Everyone experiences anxiety in their life to one degree or another but it is in relation to life events and is for the most part, appropriate to the situation. In fact if your anxiety is within normal limits it is actually a positive emotion because it alerts you to the fact that something in your life needs attending to. Perhaps there is something in your life that you have been procrastinating about, be it, making an unpleasant phone call or paying bills for instance. Your anxiety could also be a sign that you are behaving in a way that is outside of your value system or engaging in reckless behavior. This is when our anxiety “tells” us to correct this situation in order for the anxiety to dissipate.
If you have an anxiety disorder however, your anxiety tends to be disproportionate to your life situation. We may also experience panic attacks with many unpleasant physiological sensations along with irrational worry-thoughts and a general sense of ‘impending doom.’ These panic attacks may occur repeatedly over time or we may be left with a general, constant state of worry thoughts that are extremely difficult to control. This situation can begin to affect our sleep, appetite and general mood, leading us to a constant feeling of hopelessness, poor concentration, and even depression.

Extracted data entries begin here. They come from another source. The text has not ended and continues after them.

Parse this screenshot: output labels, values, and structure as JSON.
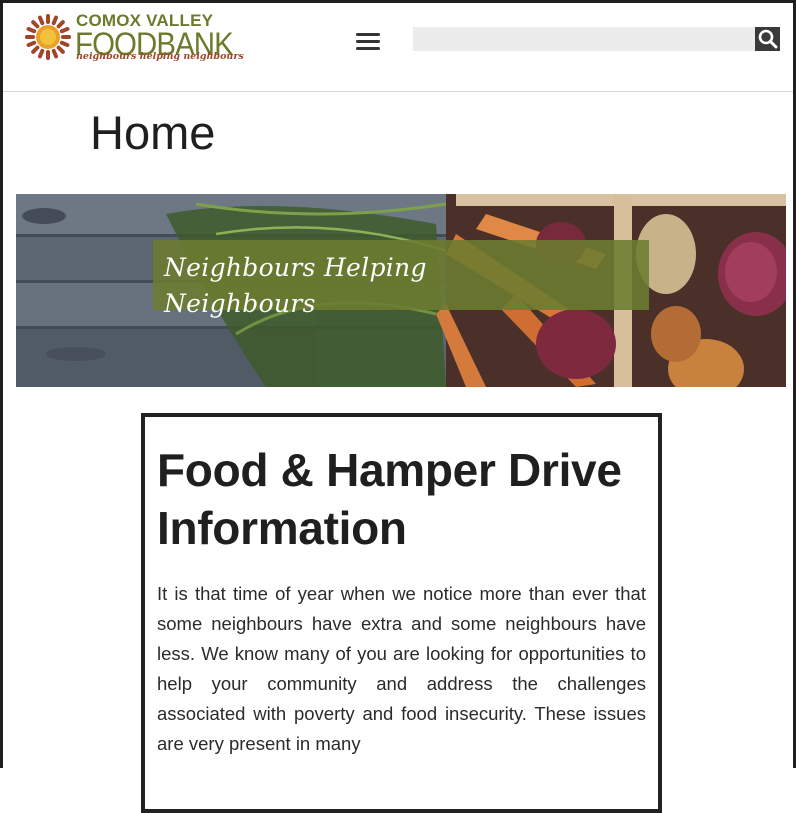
{
  "header": {
    "logo": {
      "line1": "COMOX VALLEY",
      "line2": "FOODBANK",
      "tagline": "neighbours helping neighbours"
    },
    "menu_icon": "hamburger-menu-icon",
    "search": {
      "value": "",
      "placeholder": "",
      "icon": "search-icon"
    }
  },
  "page": {
    "title": "Home"
  },
  "banner": {
    "text_line1": "Neighbours Helping",
    "text_line2": "Neighbours"
  },
  "article": {
    "heading": "Food & Hamper Drive Information",
    "body": "It is that time of year when we notice more than ever that some neighbours have extra and some neighbours have less. We know many of you are looking for opportunities to help your community and address the challenges associated with poverty and food insecurity. These issues are very present in many"
  },
  "colors": {
    "brand_green": "#6c7a2c",
    "brand_rust": "#a0462a",
    "banner_box": "#6c7c30"
  }
}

If this anxiety state persists for more than a few days without being related to a traumatic life event, it is a healthy idea to seek a professional evaluation. Left untreated, it will most likely get worse or it may seem to go away for a little while before returning, (usually at a time of increased stress).
The good news is, anxiety disorders respond very quickly to proper treatment and you can be back in control in a relatively short period of time, as long as you are willing to put in the effort required. Proper treatment will include: Cognitive Restructuring, Behavior Therapy, Desensitization, Relaxation Training, Breathing Training, Biofeedback, and in some cases, temporary use of Medication.